Assim, uma redistribuição nos regimes pluviométricos pode trazer consequências sérias para a vida da população, principalmente, sobre a população urbana. A gestão das grandes chuvadas é um desafio para qualquer área populacional. À medida que as cidades se desenvolvem, as superfícies impermeáveis cada vez maiores contribuem para a alteração da qualidade e quantidade da drenagem das águas. Infraestruturas e áreas construídas podem modificar consideravelmente a superfície do solo e, causar stress ao ecossistema pela modificação do equilíbrio hidrológico, e pela contaminação da água e dos solos.

Com vistas a enfrentar esses problemas, muitas cidades tem desenvolvido políticas de adaptação às mudanças climáticas. Na maior parte dos casos, o planejamento urbano constitui-se em um recurso essencial para promover uma forma de urbanização mais adequada e, até mesmo deslocar determinadas atividades das áreas de risco.

Adaptação às Mudanças Climáticas

Adaptação é o ajuste nos sistemas naturais ou humanos em resposta aos estímulos climáticos atuais ou estimados,  ou seus efeitos, de modo a controlar danos ou explorar as boas oportunidades. Sendo assim, pode-se entender que as estratégias de adaptação devem abordar causas e inevitáveis consequências das mudanças climáticas.

No planeamento urbano, a adaptação deve ser um processo sistemático e cíclico que envolve algumas etapas básicas:

  • Avaliação de riscos e de vulnerabilidades às mudanças climáticas;
  • Identificação de opções de adaptação;
  • Avaliação das opções de adaptação;
  • Implementação;
  • Monitorização e avaliação das ações de adaptação

Os atores envolvidos na adaptação abrangem uma larga gama de interesses setoriais. Dessa forma, o desenvolvimento de estratégias de adaptação em sistemas urbanos torna-se um processo extremamente complexo e desafiador.

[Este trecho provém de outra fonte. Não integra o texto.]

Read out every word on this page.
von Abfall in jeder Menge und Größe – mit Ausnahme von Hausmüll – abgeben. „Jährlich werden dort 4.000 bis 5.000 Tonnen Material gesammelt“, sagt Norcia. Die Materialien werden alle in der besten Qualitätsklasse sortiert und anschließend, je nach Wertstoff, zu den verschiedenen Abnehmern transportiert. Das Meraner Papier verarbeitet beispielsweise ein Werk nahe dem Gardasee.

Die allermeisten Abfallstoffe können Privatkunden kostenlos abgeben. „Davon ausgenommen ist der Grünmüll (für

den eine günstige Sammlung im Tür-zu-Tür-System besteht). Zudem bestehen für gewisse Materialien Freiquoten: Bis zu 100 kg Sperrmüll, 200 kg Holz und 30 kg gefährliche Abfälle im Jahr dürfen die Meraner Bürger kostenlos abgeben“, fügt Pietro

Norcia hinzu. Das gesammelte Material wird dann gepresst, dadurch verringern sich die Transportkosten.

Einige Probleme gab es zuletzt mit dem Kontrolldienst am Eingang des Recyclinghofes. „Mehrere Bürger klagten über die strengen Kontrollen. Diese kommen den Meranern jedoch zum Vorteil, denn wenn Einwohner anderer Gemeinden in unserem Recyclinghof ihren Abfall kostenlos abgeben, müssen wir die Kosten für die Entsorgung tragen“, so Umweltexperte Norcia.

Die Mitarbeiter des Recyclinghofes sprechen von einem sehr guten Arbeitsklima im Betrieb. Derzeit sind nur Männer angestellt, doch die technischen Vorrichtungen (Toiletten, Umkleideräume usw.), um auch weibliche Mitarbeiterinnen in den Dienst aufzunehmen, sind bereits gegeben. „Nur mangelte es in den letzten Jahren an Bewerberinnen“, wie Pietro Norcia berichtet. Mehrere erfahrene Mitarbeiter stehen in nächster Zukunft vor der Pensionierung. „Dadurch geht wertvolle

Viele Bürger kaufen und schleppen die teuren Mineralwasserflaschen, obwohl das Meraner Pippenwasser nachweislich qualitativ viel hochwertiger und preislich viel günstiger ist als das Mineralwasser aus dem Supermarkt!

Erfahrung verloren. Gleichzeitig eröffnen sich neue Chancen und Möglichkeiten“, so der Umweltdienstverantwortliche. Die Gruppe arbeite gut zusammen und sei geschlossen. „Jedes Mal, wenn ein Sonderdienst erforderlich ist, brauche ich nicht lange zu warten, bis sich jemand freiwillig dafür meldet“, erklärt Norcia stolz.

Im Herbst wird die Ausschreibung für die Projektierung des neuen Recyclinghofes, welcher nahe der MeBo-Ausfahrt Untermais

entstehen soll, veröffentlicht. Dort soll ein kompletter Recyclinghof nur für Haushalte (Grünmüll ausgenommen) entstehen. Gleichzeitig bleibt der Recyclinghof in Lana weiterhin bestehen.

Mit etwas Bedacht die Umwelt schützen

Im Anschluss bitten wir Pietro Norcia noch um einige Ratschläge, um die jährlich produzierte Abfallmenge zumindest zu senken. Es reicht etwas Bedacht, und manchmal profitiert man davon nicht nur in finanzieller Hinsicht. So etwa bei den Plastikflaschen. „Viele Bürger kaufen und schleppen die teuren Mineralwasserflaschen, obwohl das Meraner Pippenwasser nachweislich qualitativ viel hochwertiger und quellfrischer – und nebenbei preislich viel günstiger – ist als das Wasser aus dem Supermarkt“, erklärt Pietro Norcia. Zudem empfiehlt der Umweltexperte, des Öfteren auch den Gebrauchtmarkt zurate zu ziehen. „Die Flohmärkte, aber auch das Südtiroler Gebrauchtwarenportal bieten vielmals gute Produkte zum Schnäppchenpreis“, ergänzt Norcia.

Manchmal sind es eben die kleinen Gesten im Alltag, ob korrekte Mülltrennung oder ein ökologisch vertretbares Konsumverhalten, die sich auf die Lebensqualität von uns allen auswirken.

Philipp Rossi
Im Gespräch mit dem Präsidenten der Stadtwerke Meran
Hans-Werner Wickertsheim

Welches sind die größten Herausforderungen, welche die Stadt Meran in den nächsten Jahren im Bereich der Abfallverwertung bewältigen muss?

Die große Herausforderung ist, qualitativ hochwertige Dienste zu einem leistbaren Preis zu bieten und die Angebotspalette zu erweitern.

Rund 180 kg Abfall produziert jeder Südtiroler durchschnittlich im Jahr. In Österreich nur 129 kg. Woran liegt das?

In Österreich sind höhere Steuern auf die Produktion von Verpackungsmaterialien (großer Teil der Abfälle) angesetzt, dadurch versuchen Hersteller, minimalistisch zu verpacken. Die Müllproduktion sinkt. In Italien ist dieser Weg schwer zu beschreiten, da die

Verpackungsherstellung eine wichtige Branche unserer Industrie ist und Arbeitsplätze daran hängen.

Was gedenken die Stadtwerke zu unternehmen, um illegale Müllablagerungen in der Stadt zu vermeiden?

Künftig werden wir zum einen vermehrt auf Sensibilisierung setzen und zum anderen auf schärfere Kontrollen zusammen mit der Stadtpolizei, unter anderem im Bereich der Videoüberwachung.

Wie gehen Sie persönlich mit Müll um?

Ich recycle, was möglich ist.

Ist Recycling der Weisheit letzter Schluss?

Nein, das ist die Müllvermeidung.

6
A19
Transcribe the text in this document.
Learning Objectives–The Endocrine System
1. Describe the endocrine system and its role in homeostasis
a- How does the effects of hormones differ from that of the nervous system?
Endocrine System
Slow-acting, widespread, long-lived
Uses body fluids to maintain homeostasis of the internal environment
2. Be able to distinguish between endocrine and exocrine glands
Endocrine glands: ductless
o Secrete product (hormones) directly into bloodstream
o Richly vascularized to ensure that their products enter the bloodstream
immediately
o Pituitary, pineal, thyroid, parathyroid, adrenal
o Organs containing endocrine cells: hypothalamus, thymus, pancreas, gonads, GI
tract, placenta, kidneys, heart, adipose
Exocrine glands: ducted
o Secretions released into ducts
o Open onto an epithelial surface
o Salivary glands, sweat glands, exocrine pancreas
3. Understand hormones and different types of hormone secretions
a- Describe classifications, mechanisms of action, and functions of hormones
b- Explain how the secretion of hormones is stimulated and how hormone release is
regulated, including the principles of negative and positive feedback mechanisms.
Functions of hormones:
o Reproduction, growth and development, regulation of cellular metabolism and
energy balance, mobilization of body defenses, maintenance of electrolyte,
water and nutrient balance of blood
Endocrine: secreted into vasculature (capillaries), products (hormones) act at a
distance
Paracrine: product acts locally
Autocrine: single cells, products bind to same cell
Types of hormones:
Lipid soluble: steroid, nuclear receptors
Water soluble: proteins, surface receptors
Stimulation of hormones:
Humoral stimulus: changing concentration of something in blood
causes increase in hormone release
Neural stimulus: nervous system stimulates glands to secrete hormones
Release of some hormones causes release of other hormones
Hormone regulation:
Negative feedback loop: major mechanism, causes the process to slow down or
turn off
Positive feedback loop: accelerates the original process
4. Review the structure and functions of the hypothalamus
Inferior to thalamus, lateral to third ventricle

Muitos atores são obrigados a trabalhar de forma colaborativa, bem como de forma independente.

O sucesso do planejamento e da implementação de estratégias de adaptação depende de vários fatores tais como: ações de sensibilização, orientadas para os diferentes agentes envolvidos, além do envolvimento de diferentes setores e escalas políticas; soluções que proporcionam benefícios adicionais, para que sejam bem aceitas pela comunidade e mais facilmente implementadas; e por fim, o trabalho com a natureza, em vez de trabalhar contra os processos naturais.

O ordenamento de território exerce um papel fundamental nesse contexto, pois aborda tanto as causas como as inevitáveis consequências das mudanças climáticas. Para tanto, deve envolver o planejamento ambiental no novo enquadramento das intervenções espaciais, com um enfoque de longo prazo e com especial atenção às relações entre as novas formas construídas e as existentes.

A mudança climática afeta os diferentes aspectos de ordenamento do território e do ambiente construído, incluindo as estruturas externas dos edifícios, os ambientes internos, a infra-estrutura de serviços (drenagem, água, resíduos, energia, transportes e telecomunicações), os espaços abertos, o conforto humano, e a forma como as pessoas usam o espaço interior e exterior.

Integrar as mudanças climáticas nos códigos de construção e de ordenamento do território torna-se imperativo, pois o ambiente construído tem longo tempo de vida e alto custo. Novas intervenções devem ser concebidas para lidar com o futuro e incluir na paisagem urbana, espaços abertos e corredores de transporte que levam em consideração as previsões de aumento temperaturas, de mudança dos padrões de chuvas, e do aumento do nível do mar em algumas décadas.